A phase 1 clinical trial for the first treatment to reset the immune system of multiple sclerosis (MS) patients showed the therapy was safe and dramatically reduced patients’ immune systems’ reactivity to myelin by 50 to 75 percent, according to new Northwestern Medicine research.
In MS, the immune system attacks and destroys myelin, the insulating layer that forms around nerves in the spinal cord, brain and optic nerve. When the insulation is destroyed, electrical signals can’t be effectively conducted, resulting in symptoms that range from mild limb numbness to paralysis or blindness.
“The therapy stops autoimmune responses that are already activated and prevents the activation of new autoimmune cells,” said Stephen Miller, the Judy Gugenheim Research Professor of Microbiology-Immunology at Northwestern University Feinberg School of Medicine. “Our approach leaves the function of the normal immune system intact. That’s the holy grail.”
The human trial is the translation of more than 30 years of preclinical research in Miller’s lab.
In the trial, the MS patients’ own specially processed white blood cells were used to stealthily deliver billions of myelin antigens into their bodies so their immune systems would recognize them as harmless and develop tolerance to them.
Current therapies for MS suppress the entire immune system, making patients more susceptible to everyday infections and higher rates of cancer.
While the trial’s nine patients — who were treated in Hamburg, Germany — were too few to statistically determine the treatment’s ability to prevent the progression of MS, the study did show patients who received the highest dose of white blood cells had the greatest reduction in myelin reactivity.
The primary aim of the study was to demonstrate the treatment’s safety and tolerability. It showed the intravenous injection of up to 3 billion white blood cells with myelin antigens caused no adverse affects in MS patients. Most importantly, it did not reactivate the patients’ disease and did not affect their healthy immunity to real pathogens.

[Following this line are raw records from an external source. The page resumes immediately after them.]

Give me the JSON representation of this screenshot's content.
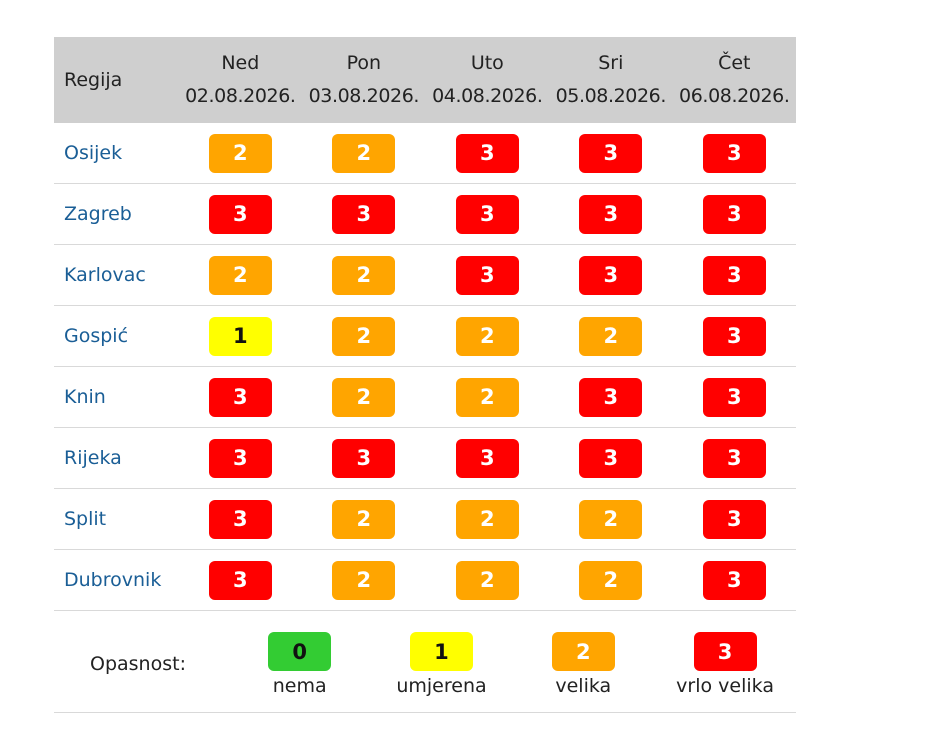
{
  "table": {
    "region_header": "Regija",
    "days": [
      {
        "day": "Ned",
        "date": "02.08.2026."
      },
      {
        "day": "Pon",
        "date": "03.08.2026."
      },
      {
        "day": "Uto",
        "date": "04.08.2026."
      },
      {
        "day": "Sri",
        "date": "05.08.2026."
      },
      {
        "day": "Čet",
        "date": "06.08.2026."
      }
    ],
    "rows": [
      {
        "region": "Osijek",
        "levels": [
          "2",
          "2",
          "3",
          "3",
          "3"
        ]
      },
      {
        "region": "Zagreb",
        "levels": [
          "3",
          "3",
          "3",
          "3",
          "3"
        ]
      },
      {
        "region": "Karlovac",
        "levels": [
          "2",
          "2",
          "3",
          "3",
          "3"
        ]
      },
      {
        "region": "Gospić",
        "levels": [
          "1",
          "2",
          "2",
          "2",
          "3"
        ]
      },
      {
        "region": "Knin",
        "levels": [
          "3",
          "2",
          "2",
          "3",
          "3"
        ]
      },
      {
        "region": "Rijeka",
        "levels": [
          "3",
          "3",
          "3",
          "3",
          "3"
        ]
      },
      {
        "region": "Split",
        "levels": [
          "3",
          "2",
          "2",
          "2",
          "3"
        ]
      },
      {
        "region": "Dubrovnik",
        "levels": [
          "3",
          "2",
          "2",
          "2",
          "3"
        ]
      }
    ]
  },
  "legend": {
    "label": "Opasnost:",
    "items": [
      {
        "level": "0",
        "text": "nema"
      },
      {
        "level": "1",
        "text": "umjerena"
      },
      {
        "level": "2",
        "text": "velika"
      },
      {
        "level": "3",
        "text": "vrlo velika"
      }
    ]
  },
  "colors": {
    "level_0": "#33cc33",
    "level_1": "#ffff00",
    "level_2": "#ffa500",
    "level_3": "#ff0000",
    "header_bg": "#cfcfcf",
    "region_link": "#1a5e96"
  }
}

As part of the study, researchers tested patients’ immunity to tetanus because all had received tetanus shots in their lifetime. One month after the treatment, their immune responses to tetanus remained strong, showing the treatment’s immune effect was specific only to myelin.

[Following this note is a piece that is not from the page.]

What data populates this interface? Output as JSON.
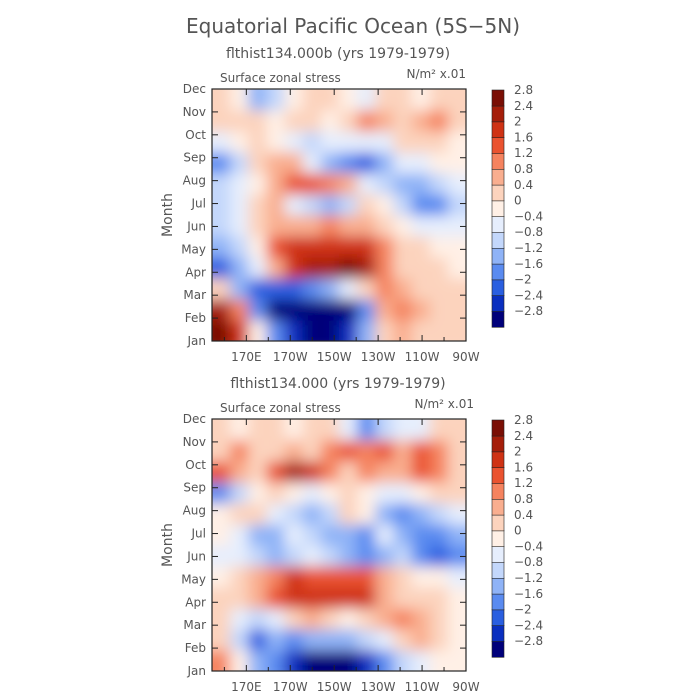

The human safety study sets the stage for a phase 2 trial to see if the new treatment can prevent the progression of MS in humans. Scientists are currently trying to raise $1.5 million to launch the trial, which has already been approved in Switzerland. Miller’s preclinical research demonstrated the treatment stopped the progression of relapsing-remitting MS in mice.
“In the phase 2 trial we want to treat patients as early as possible in the disease before they have paralysis due to myelin damage.” Miller said. “Once the myelin is destroyed, it’s hard to repair that.”
In the trial, patients’ white blood cells were filtered out, specially processed and coupled with myelin antigens by a complex GMP manufacturing process developed by the study co-senior authors, Roland Martin, Mireia Sospedra, and Andreas Lutterotti and their team at the University Medical Center Hamburg-Eppendorf. Then billions of these dead cells secretly carrying the myelin antigens were injected intravenously into the patients. The cells entered the spleen, which filters the blood and helps the body dispose of aging and dying blood cells. During this process, the immune cells start to recognize myelin as a harmless and immune tolerance quickly develops. This was confirmed in the patients by immune assays developed and carried out by the research team in Hamburg.
This therapy, with further testing, may be useful for treating not only MS but also a host of other autoimmune and allergic diseases simply by switching the antigens attached to the cells. Previously published preclinical research by Miller showed the therapy’s effectiveness for type 1 diabetes and airway allergy (asthma) and peanut allergy.
The MS human trial relates directly to Miller’s recently published research in mice in which he used nanoparticles — rather than a patient’s white blood cells — to deliver the myelin antigen. Using a patient’s white blood cells is a costly and labor-intensive procedure. Miller’s study showed the nanoparticles, which are potentially cheaper and more accessible to a general population, could be as effective as the white blood cells as delivery vehicles. This nanoparticle technology has been licensed to Cour Pharmaceutical Development Company and is in preclinical development.